A More Exotic Lentil Soup




Certain comfort foods evoke an expectation rooted deep in our personal histories. Lentil soup is one such food of which we have a preconceived notion of taste. Yet, lentils are found across many cultures--cultures which employ different herbs and spices common to those provinces. Today we are making a lentil soup with something of an Indian flair--spicy, hot, and a little sweet, as well. Here's how it works:

Sweat half an onion, diced, in a cast iron (or any soup) pot, using extra virgin olive oil as the "lipid of choice" to quote my favorite chef, Mario Batali. Add tiny sliced baby carrots to the pot and season. Add celery (and here I have come into the heart of a bunch of celery, so I have added the leaves). As they give out a wonderful smell and the onions become opaque, add several cloves of garlic and about 3/4 to an inch of a small finger of ginger, both of which are super finely chopped and mashed a bit with the flat of your knife. Season again.

Scope out the lentils on a table top, checking for any tiny pebbles, etc., and then place them in a colander and rinse well. Lentils rank quite high in nutrient density, are an excellent source of protein and fiber, and are extremely cost effective. And raw, they are so soft to touch and wonderfully sensual. Great food.
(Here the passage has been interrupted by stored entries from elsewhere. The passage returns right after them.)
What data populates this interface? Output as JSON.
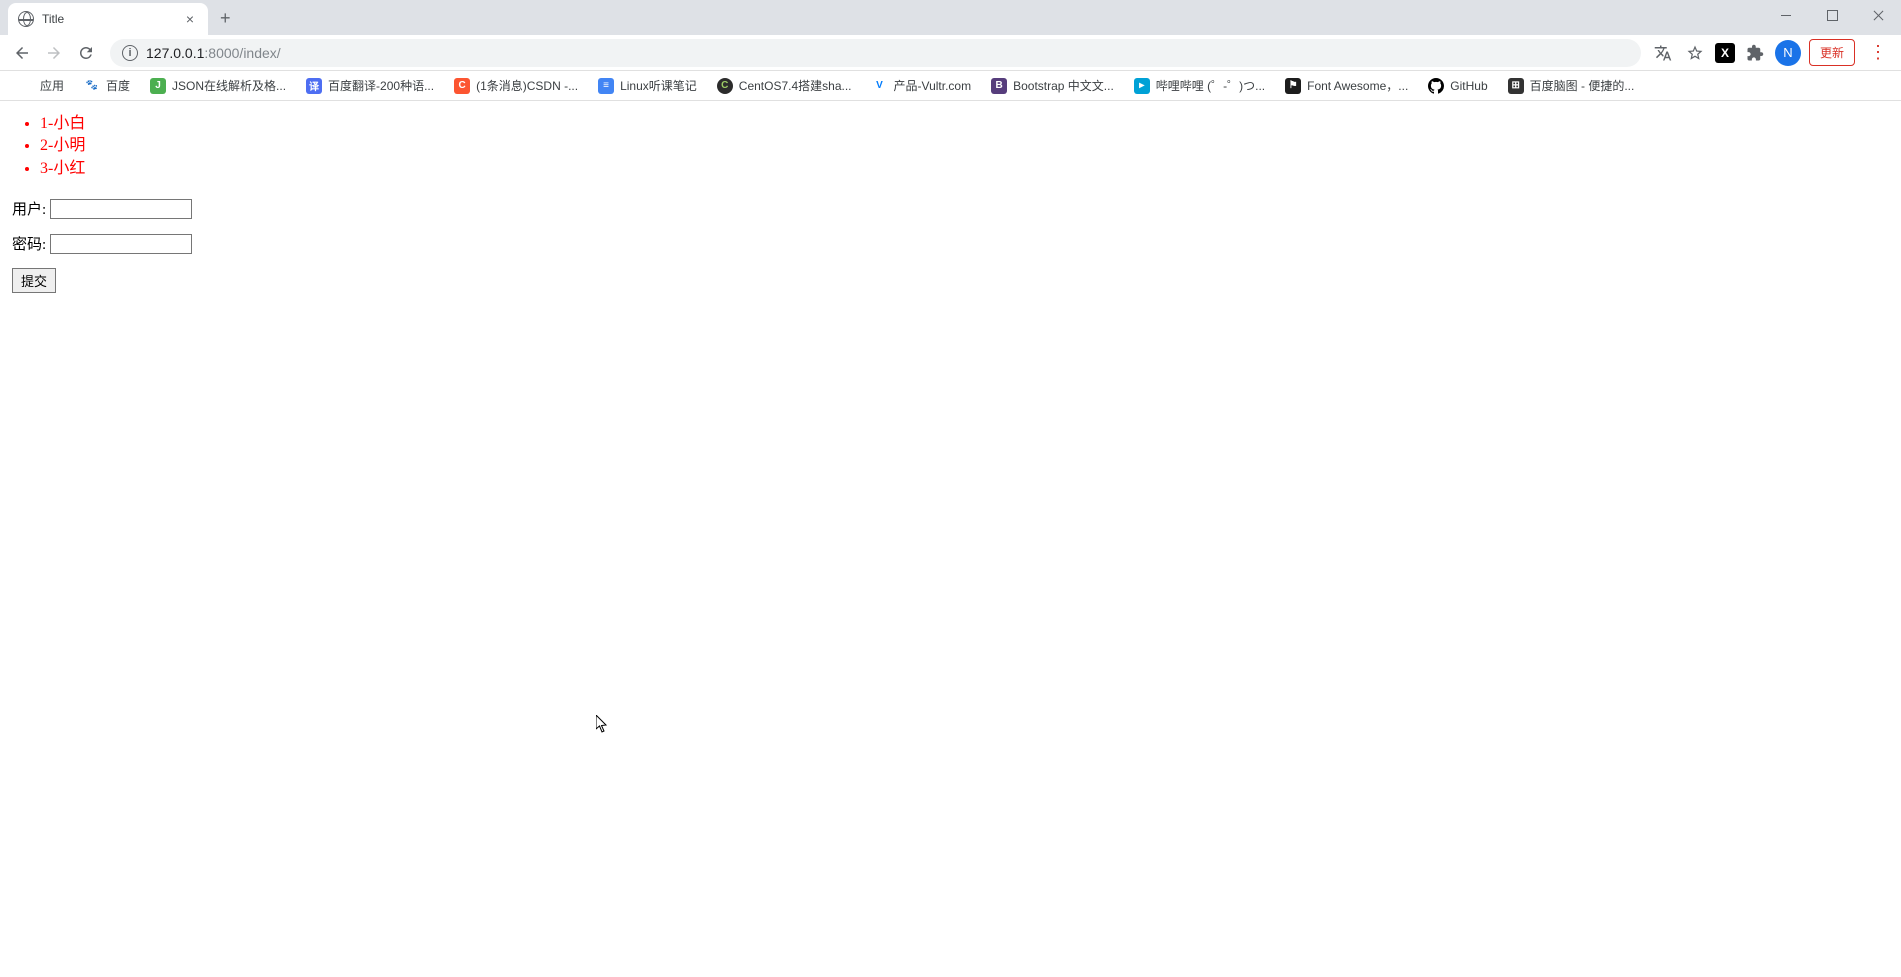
{
  "tab": {
    "title": "Title"
  },
  "address": {
    "host": "127.0.0.1",
    "port_path": ":8000/index/"
  },
  "avatar_letter": "N",
  "update_label": "更新",
  "bookmarks": {
    "apps": "应用",
    "items": [
      {
        "label": "百度",
        "icon_bg": "#3388ff",
        "icon_text": ""
      },
      {
        "label": "JSON在线解析及格...",
        "icon_bg": "#4caf50",
        "icon_text": ""
      },
      {
        "label": "百度翻译-200种语...",
        "icon_bg": "#4e6ef2",
        "icon_text": "译"
      },
      {
        "label": "(1条消息)CSDN -...",
        "icon_bg": "#fc5531",
        "icon_text": "C"
      },
      {
        "label": "Linux听课笔记",
        "icon_bg": "#4285f4",
        "icon_text": ""
      },
      {
        "label": "CentOS7.4搭建sha...",
        "icon_bg": "#2c2c2c",
        "icon_text": "C"
      },
      {
        "label": "产品-Vultr.com",
        "icon_bg": "#007bfc",
        "icon_text": "V"
      },
      {
        "label": "Bootstrap 中文文...",
        "icon_bg": "#563d7c",
        "icon_text": "B"
      },
      {
        "label": "哔哩哔哩 (゜-゜)つ...",
        "icon_bg": "#00a1d6",
        "icon_text": ""
      },
      {
        "label": "Font Awesome，...",
        "icon_bg": "#1d1d1d",
        "icon_text": ""
      },
      {
        "label": "GitHub",
        "icon_bg": "#000",
        "icon_text": ""
      },
      {
        "label": "百度脑图 - 便捷的...",
        "icon_bg": "#333",
        "icon_text": ""
      }
    ]
  },
  "list_items": [
    "1-小白",
    "2-小明",
    "3-小红"
  ],
  "form": {
    "user_label": "用户:",
    "password_label": "密码:",
    "submit_label": "提交"
  }
}
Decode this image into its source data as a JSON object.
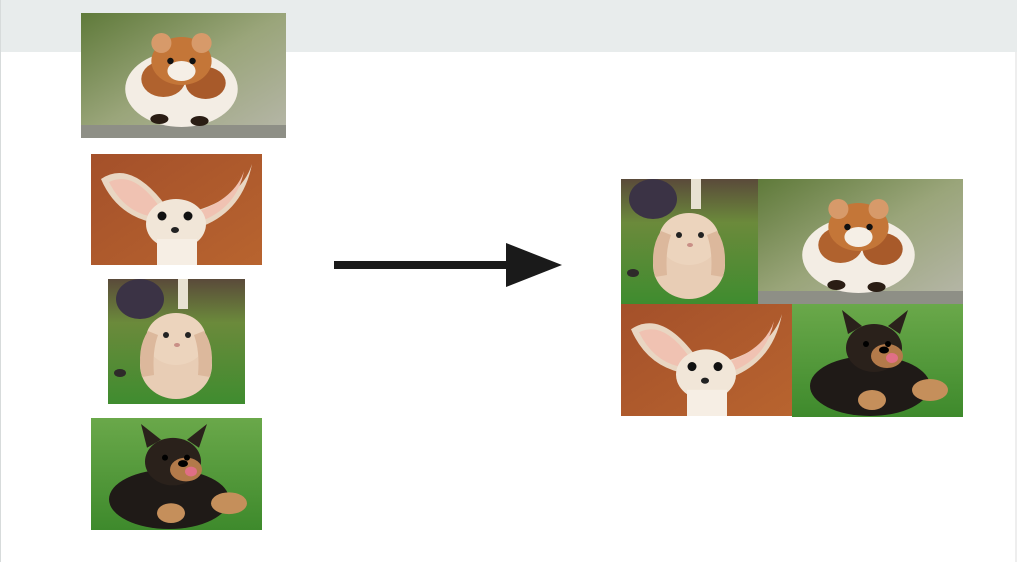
{
  "slide": {
    "title": "",
    "band_color": "#e8ecec"
  },
  "inputs": [
    {
      "animal": "hamster"
    },
    {
      "animal": "fennec-fox"
    },
    {
      "animal": "lop-rabbit"
    },
    {
      "animal": "german-shepherd-puppy"
    }
  ],
  "arrow": {
    "direction": "right",
    "color": "#1a1a1a"
  },
  "output": {
    "layout": "2x2 mosaic",
    "tiles": [
      {
        "animal": "lop-rabbit"
      },
      {
        "animal": "hamster"
      },
      {
        "animal": "fennec-fox"
      },
      {
        "animal": "german-shepherd-puppy"
      }
    ]
  }
}
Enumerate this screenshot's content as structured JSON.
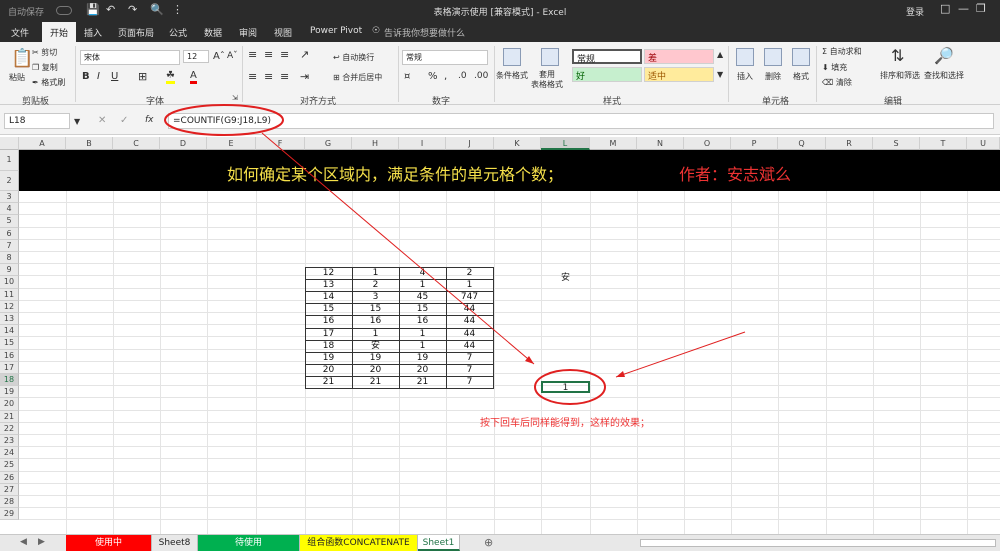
{
  "titlebar": {
    "autosave": "自动保存",
    "doc_title": "表格演示使用 [兼容模式] - Excel",
    "login": "登录"
  },
  "tabs": [
    "文件",
    "开始",
    "插入",
    "页面布局",
    "公式",
    "数据",
    "审阅",
    "视图",
    "Power Pivot"
  ],
  "tell_me": "告诉我你想要做什么",
  "ribbon": {
    "clipboard": {
      "paste": "粘贴",
      "cut": "剪切",
      "copy": "复制",
      "format_painter": "格式刷",
      "label": "剪贴板"
    },
    "font": {
      "name": "宋体",
      "size": "12",
      "label": "字体"
    },
    "alignment": {
      "wrap": "自动换行",
      "merge": "合并后居中",
      "label": "对齐方式"
    },
    "number": {
      "format": "常规",
      "label": "数字"
    },
    "styles": {
      "cond_format": "条件格式",
      "table_format": "套用\n表格格式",
      "normal": "常规",
      "bad": "差",
      "good": "好",
      "neutral": "适中",
      "label": "样式"
    },
    "cells": {
      "insert": "插入",
      "delete": "删除",
      "format": "格式",
      "label": "单元格"
    },
    "editing": {
      "autosum": "自动求和",
      "fill": "填充",
      "clear": "清除",
      "sort": "排序和筛选",
      "find": "查找和选择",
      "label": "编辑"
    }
  },
  "formula_bar": {
    "name_box": "L18",
    "fx": "fx",
    "formula": "=COUNTIF(G9:J18,L9)"
  },
  "columns": [
    "A",
    "B",
    "C",
    "D",
    "E",
    "F",
    "G",
    "H",
    "I",
    "J",
    "K",
    "L",
    "M",
    "N",
    "O",
    "P",
    "Q",
    "R",
    "S",
    "T",
    "U"
  ],
  "rows": [
    "1",
    "2",
    "3",
    "4",
    "5",
    "6",
    "7",
    "8",
    "9",
    "10",
    "11",
    "12",
    "13",
    "14",
    "15",
    "16",
    "17",
    "18",
    "19",
    "20",
    "21",
    "22",
    "23",
    "24",
    "25",
    "26",
    "27",
    "28",
    "29"
  ],
  "banner": {
    "title": "如何确定某个区域内，满足条件的单元格个数；",
    "author": "作者：安志斌么"
  },
  "table": [
    [
      "12",
      "1",
      "4",
      "2"
    ],
    [
      "13",
      "2",
      "1",
      "1"
    ],
    [
      "14",
      "3",
      "45",
      "747"
    ],
    [
      "15",
      "15",
      "15",
      "44"
    ],
    [
      "16",
      "16",
      "16",
      "44"
    ],
    [
      "17",
      "1",
      "1",
      "44"
    ],
    [
      "18",
      "安",
      "1",
      "44"
    ],
    [
      "19",
      "19",
      "19",
      "7"
    ],
    [
      "20",
      "20",
      "20",
      "7"
    ],
    [
      "21",
      "21",
      "21",
      "7"
    ]
  ],
  "criteria_cell": "安",
  "result_cell": "1",
  "note": "按下回车后同样能得到，这样的效果；",
  "sheets": [
    {
      "name": "使用中",
      "color": "#ff0000",
      "text": "#ffffff"
    },
    {
      "name": "Sheet8",
      "color": "#e8e8e8",
      "text": "#222222"
    },
    {
      "name": "待使用",
      "color": "#00b050",
      "text": "#ffffff"
    },
    {
      "name": "组合函数CONCATENATE",
      "color": "#ffff00",
      "text": "#222222"
    },
    {
      "name": "Sheet1",
      "color": "#ffffff",
      "text": "#217346"
    }
  ],
  "colors": {
    "accent": "#217346",
    "annotation": "#e02020"
  }
}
Put the lentils into the pot, and add water to cover at least by a couple of inches. Now for the flavoring. I added an organic roasted vegetable bouillon, which includes tomato, about two teaspoons, but if you decided to go with a vegetable or chicken broth instead, substitute it for the water, but add a little chopped tomato. Crush about half a teaspoon of coriander seeds with the flat of your knife and then cut through it a bit until it is a little powdery--or use a mortar and pestle to crush it. Throw that in the pot. Also a good dash or two of lemon pepper, cayenne, and about half a teaspoon of cinnamon. Yes, cinnamon. A wonderful spice, cinnamon helps the body regulate blood sugar, and has other health qualities. After about fifteen minutes of cooking, add another couple of tablespoons of olive oil. This gives the soup richness. Let this cook slowly, so very slowly for about forty minutes, total. Add about a teaspoon of honey. Honey is a wonderful balance to pepper. Season to taste. If necessary, let it cook another ten minutes--this only if the lentils have not softened, but they should be.

So the upshot of this is a warm, pleasing balance of spicy, hot, and ever so slightly sweet--the perfect healthy meal for a winter day. Enjoy with a nice glass of wine and a warm crust of artisan bread--of course. Happy Holidays!